Convergence: Theory into Practice

Scope Creep: How We Saved the Game from Violet Beauregarde Syndrome

KW: When we had a rough outline of our concept, a set of best practices, and the beginnings of a script, I decided to run everything by my colleagues at Bedford and that is when scope creep became one of our challenges. Anyone who has worked on innovative new media projects probably already knows about scope creep (also known as “feature creep”). As a new media editor/producer I've gotten so intimate with the phenomenon that I've given it a nickname—Violet Beauregarde Syndrome. For those of you who don’t remember, Violet is a character in the film, Willy Wonka and the Chocolate Factory. She is a chewing gum fanatic and can’t resist trying Wonka’s experimental “three-course-meal” gum in spite of his warnings that the prototype still has bugs. She chews through the entire virtual meal without incident, but when she gets to the desert, blueberry pie, she begins to swell and fill with blueberry juice. When she reaches critical mass, the Oompa-Loompas roll her off to the juicing room to squeeze her before she explodes. Violet’s experience in Wonka’s magical factory perfectly embodies the dynamics of scope creep. It happens when passion gets the better of you and the sweet parts are allowed to grow out of control. Soon the project is a bloated mess that has to be squeezed back down to size lest it explode.

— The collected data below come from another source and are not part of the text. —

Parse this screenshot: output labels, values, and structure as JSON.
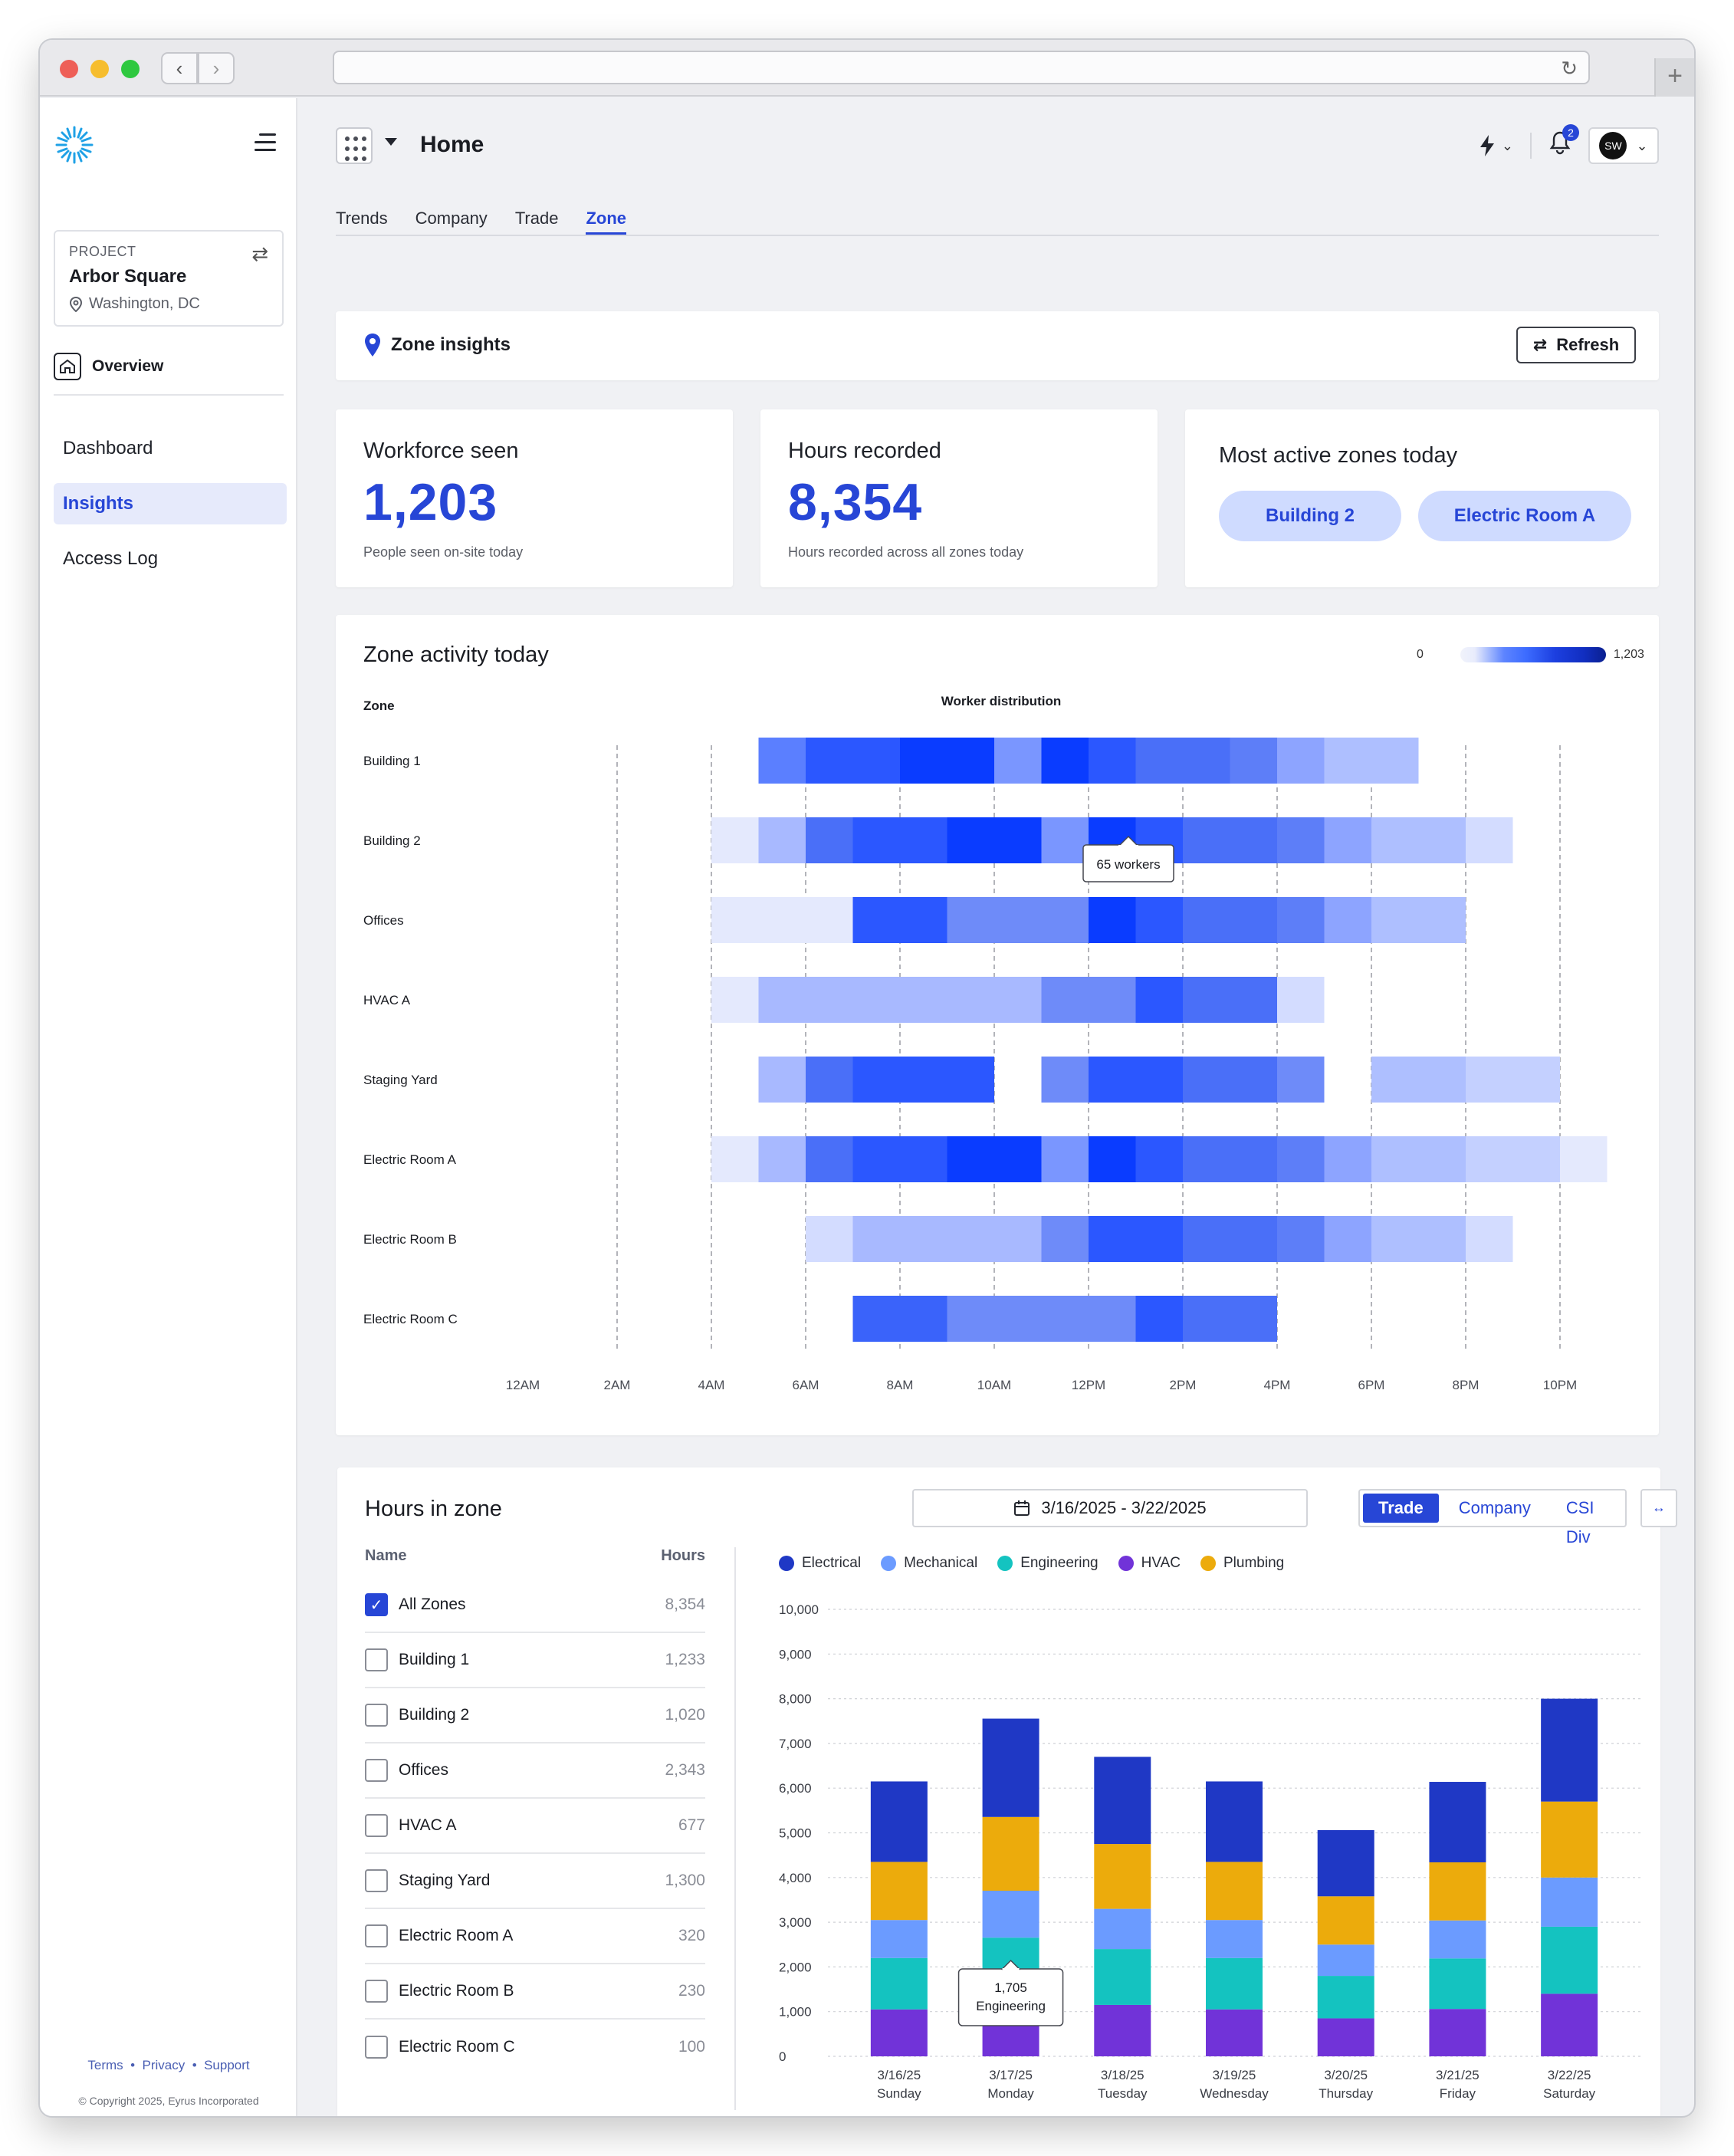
{
  "browser": {
    "reload_icon": "reload-icon",
    "new_tab_icon": "plus-icon"
  },
  "sidebar": {
    "project_label": "PROJECT",
    "project_name": "Arbor Square",
    "project_location": "Washington, DC",
    "overview": "Overview",
    "items": [
      {
        "label": "Dashboard",
        "active": false
      },
      {
        "label": "Insights",
        "active": true
      },
      {
        "label": "Access Log",
        "active": false
      }
    ],
    "footer": {
      "terms": "Terms",
      "privacy": "Privacy",
      "support": "Support",
      "sep": "•",
      "copyright": "© Copyright 2025, Eyrus Incorporated"
    }
  },
  "header": {
    "title": "Home",
    "notifications": "2",
    "avatar": "SW"
  },
  "tabs": [
    {
      "label": "Trends",
      "active": false
    },
    {
      "label": "Company",
      "active": false
    },
    {
      "label": "Trade",
      "active": false
    },
    {
      "label": "Zone",
      "active": true
    }
  ],
  "zone_insights": {
    "title": "Zone insights",
    "refresh": "Refresh"
  },
  "stats": {
    "workforce": {
      "title": "Workforce seen",
      "value": "1,203",
      "sub": "People seen on-site today"
    },
    "hours": {
      "title": "Hours recorded",
      "value": "8,354",
      "sub": "Hours recorded across all zones today"
    },
    "active": {
      "title": "Most active zones today",
      "zones": [
        "Building 2",
        "Electric Room A"
      ]
    }
  },
  "zone_activity": {
    "title": "Zone activity today",
    "scale_min": "0",
    "scale_max": "1,203",
    "col_zone": "Zone",
    "col_dist": "Worker distribution",
    "tooltip": "65 workers",
    "hours": [
      "12AM",
      "2AM",
      "4AM",
      "6AM",
      "8AM",
      "10AM",
      "12PM",
      "2PM",
      "4PM",
      "6PM",
      "8PM",
      "10PM"
    ],
    "zones": [
      {
        "name": "Building 1",
        "segments": [
          [
            5,
            6,
            "#5b7fff"
          ],
          [
            6,
            8,
            "#2b57ff"
          ],
          [
            8,
            10,
            "#0a3cff"
          ],
          [
            10,
            11,
            "#7a96ff"
          ],
          [
            11,
            12,
            "#0a3cff"
          ],
          [
            12,
            13,
            "#2b57ff"
          ],
          [
            13,
            15,
            "#4a6ff8"
          ],
          [
            15,
            16,
            "#5d7ef8"
          ],
          [
            16,
            17,
            "#8da4ff"
          ],
          [
            17,
            19,
            "#aebfff"
          ]
        ]
      },
      {
        "name": "Building 2",
        "segments": [
          [
            4,
            5,
            "#e4e9fd"
          ],
          [
            5,
            6,
            "#a8b9ff"
          ],
          [
            6,
            7,
            "#4a6ff8"
          ],
          [
            7,
            9,
            "#2b57ff"
          ],
          [
            9,
            11,
            "#0a3cff"
          ],
          [
            11,
            12,
            "#7a96ff"
          ],
          [
            12,
            13,
            "#0a3cff"
          ],
          [
            13,
            14,
            "#2b57ff"
          ],
          [
            14,
            16,
            "#4a6ff8"
          ],
          [
            16,
            17,
            "#5d7ef8"
          ],
          [
            17,
            18,
            "#8da4ff"
          ],
          [
            18,
            20,
            "#aebfff"
          ],
          [
            20,
            21,
            "#d3dcff"
          ]
        ]
      },
      {
        "name": "Offices",
        "segments": [
          [
            4,
            7,
            "#e4e9fd"
          ],
          [
            7,
            9,
            "#2b57ff"
          ],
          [
            9,
            12,
            "#6e8bf9"
          ],
          [
            12,
            13,
            "#0a3cff"
          ],
          [
            13,
            14,
            "#2b57ff"
          ],
          [
            14,
            16,
            "#4a6ff8"
          ],
          [
            16,
            17,
            "#5d7ef8"
          ],
          [
            17,
            18,
            "#8da4ff"
          ],
          [
            18,
            20,
            "#aebfff"
          ]
        ]
      },
      {
        "name": "HVAC A",
        "segments": [
          [
            4,
            5,
            "#e4e9fd"
          ],
          [
            5,
            11,
            "#a8b9ff"
          ],
          [
            11,
            13,
            "#6e8bf9"
          ],
          [
            13,
            14,
            "#2b57ff"
          ],
          [
            14,
            16,
            "#4a6ff8"
          ],
          [
            16,
            17,
            "#d3dcff"
          ]
        ]
      },
      {
        "name": "Staging Yard",
        "segments": [
          [
            5,
            6,
            "#a8b9ff"
          ],
          [
            6,
            7,
            "#4a6ff8"
          ],
          [
            7,
            10,
            "#2b57ff"
          ],
          [
            11,
            12,
            "#6e8bf9"
          ],
          [
            12,
            14,
            "#2b57ff"
          ],
          [
            14,
            16,
            "#4a6ff8"
          ],
          [
            16,
            17,
            "#6e8bf9"
          ],
          [
            18,
            20,
            "#aebfff"
          ],
          [
            20,
            22,
            "#c4d0ff"
          ]
        ]
      },
      {
        "name": "Electric Room A",
        "segments": [
          [
            4,
            5,
            "#e4e9fd"
          ],
          [
            5,
            6,
            "#a8b9ff"
          ],
          [
            6,
            7,
            "#4a6ff8"
          ],
          [
            7,
            9,
            "#2b57ff"
          ],
          [
            9,
            11,
            "#0a3cff"
          ],
          [
            11,
            12,
            "#7a96ff"
          ],
          [
            12,
            13,
            "#0a3cff"
          ],
          [
            13,
            14,
            "#2b57ff"
          ],
          [
            14,
            16,
            "#4a6ff8"
          ],
          [
            16,
            17,
            "#5d7ef8"
          ],
          [
            17,
            18,
            "#8da4ff"
          ],
          [
            18,
            20,
            "#aebfff"
          ],
          [
            20,
            22,
            "#c4d0ff"
          ],
          [
            22,
            23,
            "#e4e9fd"
          ]
        ]
      },
      {
        "name": "Electric Room B",
        "segments": [
          [
            6,
            7,
            "#d3dcff"
          ],
          [
            7,
            11,
            "#a8b9ff"
          ],
          [
            11,
            12,
            "#6e8bf9"
          ],
          [
            12,
            14,
            "#2b57ff"
          ],
          [
            14,
            16,
            "#4a6ff8"
          ],
          [
            16,
            17,
            "#5d7ef8"
          ],
          [
            17,
            18,
            "#8da4ff"
          ],
          [
            18,
            20,
            "#aebfff"
          ],
          [
            20,
            21,
            "#d3dcff"
          ]
        ]
      },
      {
        "name": "Electric Room C",
        "segments": [
          [
            7,
            9,
            "#3a63fa"
          ],
          [
            9,
            13,
            "#6e8bf9"
          ],
          [
            13,
            14,
            "#2b57ff"
          ],
          [
            14,
            16,
            "#4a6ff8"
          ]
        ]
      }
    ]
  },
  "hours_in_zone": {
    "title": "Hours in zone",
    "date_range": "3/16/2025 - 3/22/2025",
    "segments": [
      {
        "label": "Trade",
        "active": true
      },
      {
        "label": "Company",
        "active": false
      },
      {
        "label": "CSI Div",
        "active": false
      }
    ],
    "col_name": "Name",
    "col_hours": "Hours",
    "rows": [
      {
        "name": "All Zones",
        "hours": "8,354",
        "checked": true
      },
      {
        "name": "Building 1",
        "hours": "1,233",
        "checked": false
      },
      {
        "name": "Building 2",
        "hours": "1,020",
        "checked": false
      },
      {
        "name": "Offices",
        "hours": "2,343",
        "checked": false
      },
      {
        "name": "HVAC A",
        "hours": "677",
        "checked": false
      },
      {
        "name": "Staging Yard",
        "hours": "1,300",
        "checked": false
      },
      {
        "name": "Electric Room A",
        "hours": "320",
        "checked": false
      },
      {
        "name": "Electric Room B",
        "hours": "230",
        "checked": false
      },
      {
        "name": "Electric Room C",
        "hours": "100",
        "checked": false
      }
    ]
  },
  "chart_data": {
    "type": "bar",
    "stacked": true,
    "categories": [
      "3/16/25",
      "3/17/25",
      "3/18/25",
      "3/19/25",
      "3/20/25",
      "3/21/25",
      "3/22/25"
    ],
    "category_sublabels": [
      "Sunday",
      "Monday",
      "Tuesday",
      "Wednesday",
      "Thursday",
      "Friday",
      "Saturday"
    ],
    "ylim": [
      0,
      10000
    ],
    "yticks": [
      "0",
      "1,000",
      "2,000",
      "3,000",
      "4,000",
      "5,000",
      "6,000",
      "7,000",
      "8,000",
      "9,000",
      "10,000"
    ],
    "series": [
      {
        "name": "HVAC",
        "color": "#7133d8",
        "values": [
          1050,
          950,
          1150,
          1050,
          850,
          1060,
          1400
        ]
      },
      {
        "name": "Engineering",
        "color": "#14c3c0",
        "values": [
          1150,
          1705,
          1250,
          1150,
          950,
          1130,
          1500
        ]
      },
      {
        "name": "Mechanical",
        "color": "#6b9bff",
        "values": [
          850,
          1050,
          900,
          850,
          700,
          850,
          1100
        ]
      },
      {
        "name": "Plumbing",
        "color": "#ecab0c",
        "values": [
          1300,
          1650,
          1450,
          1300,
          1080,
          1300,
          1700
        ]
      },
      {
        "name": "Electrical",
        "color": "#1f38c5",
        "values": [
          1800,
          2200,
          1950,
          1800,
          1480,
          1800,
          2300
        ]
      }
    ],
    "legend_order": [
      "Electrical",
      "Mechanical",
      "Engineering",
      "HVAC",
      "Plumbing"
    ],
    "tooltip": {
      "value": "1,705",
      "series": "Engineering"
    }
  }
}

The problem of scope creep can’t be overstated. It is almost irresistible, at the planning stage, to think of ways to make a digital product more exciting, complex, and multi-layered, (more “juicy” if you'll pardon the extended metaphor). But each add-on, however small, increases the scope, adds cost, and lengthens the schedule. The realization I had at the conference—that the game would require a strict aesthetic and an ingenious manipulation of resources—had to be policed. Ryan understood this. He had worked on other game projects and had dealt with similar issues. His experience made him amenable to my kill-joy project management philosophy. But my Bedford colleagues enthusiastically embellished my simple, affordable template at every status meeting. They wondered if players should be able to create their own avatars and enter into a multiplayer platform to experience elaborate narratives with infinite variations. To them, the game project had no edges. There was no page count, no production model, no precedent. The limitations had not been systematically put in place as they were for print media, so the issue of creep wasn’t really on anyone’s radar.

To manage creep we kept reminding ourselves (and our colleagues) that the purpose of the game was to act as an introduction to peer review. We kept the best practices in mind and would ask ourselves if we really needed this or that feature to teach those underlying concepts. We kept in mind our goal of making the game a starting point and a motivating force around which much of the learning would take place. Unlike a textbook, the game is not a comprehensive tool. It is part of a collection of learning objects with a compelling experience (the game) at its center. All the lessons did not have to be in the game, but touchpoints or bridges to those lessons did have to be there.

RM: I desperately wanted to place Peer Factor in a multi-player environment where student players could give each other feedback based upon the best practices we taught in the game. At the same time, however, I realized the enormous production costs associated with that desire. MMORPGs are extremely costly to develop and produce, and ours would need to facilitate the exchange of sometimes large amounts of text. My work on another project, Aristotle’s Assassins, helped keep my goals for Peer Factor in check.

Aristotle’s Assassins is a game modification of the popular computer game Neverwinter Nights, and it currently consists of about 5 or 6 hours of gameplay set in Ancient Greece. The player controls a musician, a bard, through the murky and dangerous political climate of what was 4th century B.C.E. Greece. The player—perhaps unwittingly—becomes an accomplice in the assassination of Aristotle, and must choose a political alliance among the democratic faction, the aristocratic faction, and a bizarre and terrorist theocracy.

It has been far from an easy, playful task to see the realization of these 5 or 6 hours of gameplay. It has taken numerous design and preparatory hours across two teams at different institutions—the original design was planned by a team at the University of Arizona and implemented to a large degree by a team at Utah State University—to draft the narrative, choose a game engine, and to begin to build some of the areas. The implementation alone has been costly, consisting of at least 2500 laborer hours (to date), including 2 undergraduate technical writers, 3 undergraduate graphic artists or modelers, 1 graduate student implementer and project manager, and my time overseeing multiple aspects of the project. The project budget has grown to over $30,000 for equipment—high-end 3d modeling software and computers to run it on—designer and programmer labor, project management costs, and university space.

The point is that Aristotle’s Assassins has exhibited a production cost of 500 laborer hours and $6,000 for each one hour of gameplay. That’s 8.3 laborer hours and $100 for each minute of gameplay. And we did not have to build the software to design the game; we were just modifying the existing game to suit our educational purposes.